Pestizide und Medikamente: weitverbreitete Verschmutzung entlang der gesamten französischen Küste @AP
Pestizide und Medikamente: weitverbreitete Verschmutzung entlang der gesamten französischen Küste @AP

Die Ergebnisse sind alarmierend: Spuren von Pestiziden und Medikamenten wurden entlang der gesamten französischen Küste, vom Pas-de-Calais bis nach Korsika, nachgewiesen. Eine gemeinsam von Ifremer und CNRS durchgeführte Studie zeigt, dass die chemische Verschmutzung mittlerweile alle französischen Küsten betrifft. Im Rahmen des Projekts Emergent'SeaFür ihre Studie analysierten Forscher mehr als 11.000 Proben, die zwischen 2021 und 2023 sowohl im Meerwasser als auch in Weichtieren (Austern, Muscheln) entnommen wurden. Die Ergebnisse sind eindeutig: Überall wurden Rückstände von Arzneimitteln und Herbiziden gefunden, darunter auch solche, die seit Jahrzehnten verboten sind. Zu den identifizierten Molekülen gehört Atrazin, ein seit über zwanzig Jahren verbotenes Herbizid, aber auch Paracetamol und Oxazepam, ein häufig verschriebenes Anxiolytikum.

Diffuse und anhaltende Kontamination

Forscher führen diese Verschmutzung auf ein doppeltes Phänomen zurück: Abfluss von landwirtschaftlichen Flächen und Transport durch Meeresströmungen. Diese Schadstoffe, die von Flüssen in die Ozeane getragen und schließlich in der marinen Nahrungskette angereichert werden, sind nicht überraschend, so Marc Valmassoni, Sprecher der NGO Surfrider. Ihr Ausmaß sei jedoch besorgniserregend: „Die Tatsache, dass wir so viele davon überall finden, beunruhigt uns. Diese Moleküle sind, einmal in der Meeresumwelt vorhanden, praktisch unzerstörbar.“ Diese unsichtbare Verschmutzung wirft gesundheitliche und ökologische Fragen auf. Die Auswirkungen dieser chemischen Cocktails auf die marinen Ökosysteme sind noch wenig erforscht. Das Ifremer betont, dass es derzeit keine offizielle Norm mit einer Toleranzschwelle für diese Art von Schadstoffen gibt, was eine Risikobewertung erschwert.

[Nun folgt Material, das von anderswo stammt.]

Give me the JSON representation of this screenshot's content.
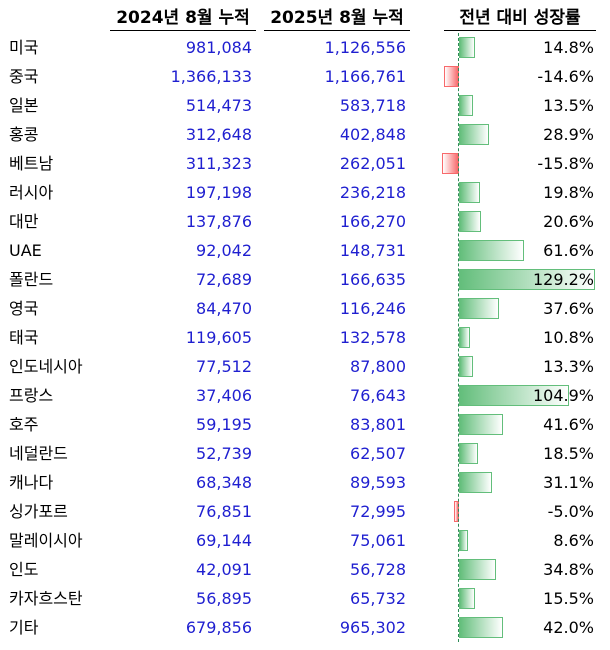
{
  "chart_data": {
    "type": "table",
    "columns": [
      "",
      "2024년 8월 누적",
      "2025년 8월 누적",
      "전년 대비 성장률"
    ],
    "growth_axis_max": 129.2,
    "rows": [
      {
        "country": "미국",
        "v2024": "981,084",
        "v2025": "1,126,556",
        "growth": 14.8,
        "growth_label": "14.8%"
      },
      {
        "country": "중국",
        "v2024": "1,366,133",
        "v2025": "1,166,761",
        "growth": -14.6,
        "growth_label": "-14.6%"
      },
      {
        "country": "일본",
        "v2024": "514,473",
        "v2025": "583,718",
        "growth": 13.5,
        "growth_label": "13.5%"
      },
      {
        "country": "홍콩",
        "v2024": "312,648",
        "v2025": "402,848",
        "growth": 28.9,
        "growth_label": "28.9%"
      },
      {
        "country": "베트남",
        "v2024": "311,323",
        "v2025": "262,051",
        "growth": -15.8,
        "growth_label": "-15.8%"
      },
      {
        "country": "러시아",
        "v2024": "197,198",
        "v2025": "236,218",
        "growth": 19.8,
        "growth_label": "19.8%"
      },
      {
        "country": "대만",
        "v2024": "137,876",
        "v2025": "166,270",
        "growth": 20.6,
        "growth_label": "20.6%"
      },
      {
        "country": "UAE",
        "v2024": "92,042",
        "v2025": "148,731",
        "growth": 61.6,
        "growth_label": "61.6%"
      },
      {
        "country": "폴란드",
        "v2024": "72,689",
        "v2025": "166,635",
        "growth": 129.2,
        "growth_label": "129.2%"
      },
      {
        "country": "영국",
        "v2024": "84,470",
        "v2025": "116,246",
        "growth": 37.6,
        "growth_label": "37.6%"
      },
      {
        "country": "태국",
        "v2024": "119,605",
        "v2025": "132,578",
        "growth": 10.8,
        "growth_label": "10.8%"
      },
      {
        "country": "인도네시아",
        "v2024": "77,512",
        "v2025": "87,800",
        "growth": 13.3,
        "growth_label": "13.3%"
      },
      {
        "country": "프랑스",
        "v2024": "37,406",
        "v2025": "76,643",
        "growth": 104.9,
        "growth_label": "104.9%"
      },
      {
        "country": "호주",
        "v2024": "59,195",
        "v2025": "83,801",
        "growth": 41.6,
        "growth_label": "41.6%"
      },
      {
        "country": "네덜란드",
        "v2024": "52,739",
        "v2025": "62,507",
        "growth": 18.5,
        "growth_label": "18.5%"
      },
      {
        "country": "캐나다",
        "v2024": "68,348",
        "v2025": "89,593",
        "growth": 31.1,
        "growth_label": "31.1%"
      },
      {
        "country": "싱가포르",
        "v2024": "76,851",
        "v2025": "72,995",
        "growth": -5.0,
        "growth_label": "-5.0%"
      },
      {
        "country": "말레이시아",
        "v2024": "69,144",
        "v2025": "75,061",
        "growth": 8.6,
        "growth_label": "8.6%"
      },
      {
        "country": "인도",
        "v2024": "42,091",
        "v2025": "56,728",
        "growth": 34.8,
        "growth_label": "34.8%"
      },
      {
        "country": "카자흐스탄",
        "v2024": "56,895",
        "v2025": "65,732",
        "growth": 15.5,
        "growth_label": "15.5%"
      },
      {
        "country": "기타",
        "v2024": "679,856",
        "v2025": "965,302",
        "growth": 42.0,
        "growth_label": "42.0%"
      }
    ]
  },
  "colors": {
    "value_text": "#1f1fd0",
    "positive_bar": "#63be7b",
    "negative_bar": "#f8696b",
    "axis": "#2e8b57"
  }
}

Forderungen nach dringender Regulierung

Umwelt-NGOs fordern nun eine systematische Überwachung dieser Substanzen und die Festlegung gesetzlicher Grenzwerte. Isabelle Amouroux, Leiterin der Abteilung „Chemische Kontamination mariner Ökosysteme“ am Ifremer, hält es für unerlässlich, diese Daten interpretieren zu können, um festzustellen, ob eine Gefahr für die Meeresfauna und die menschliche Gesundheit besteht. Surfrider fordert außerdem, das Problem an der Quelle anzugehen: den Einsatz von Pestiziden zu reduzieren, den Drogenausstoß besser zu regulieren und die Öffentlichkeit für die Auswirkungen ihres Konsums zu sensibilisieren. Die Studie deckt zwar eine weit verbreitete Verschmutzung auf, zeigt aber auch eine beunruhigende Wahrheit: Unsere Küsten, ein Spiegel unserer Gewohnheiten an Land, spiegeln nun die Exzesse einer mit Chemikalien gesättigten Gesellschaft wider.

Was sollten wir uns schnell merken?

Die Ergebnisse sind alarmierend: Entlang der gesamten französischen Küste, vom Pas-de-Calais bis nach Korsika, wurden Spuren von Pestiziden und Medikamenten nachgewiesen.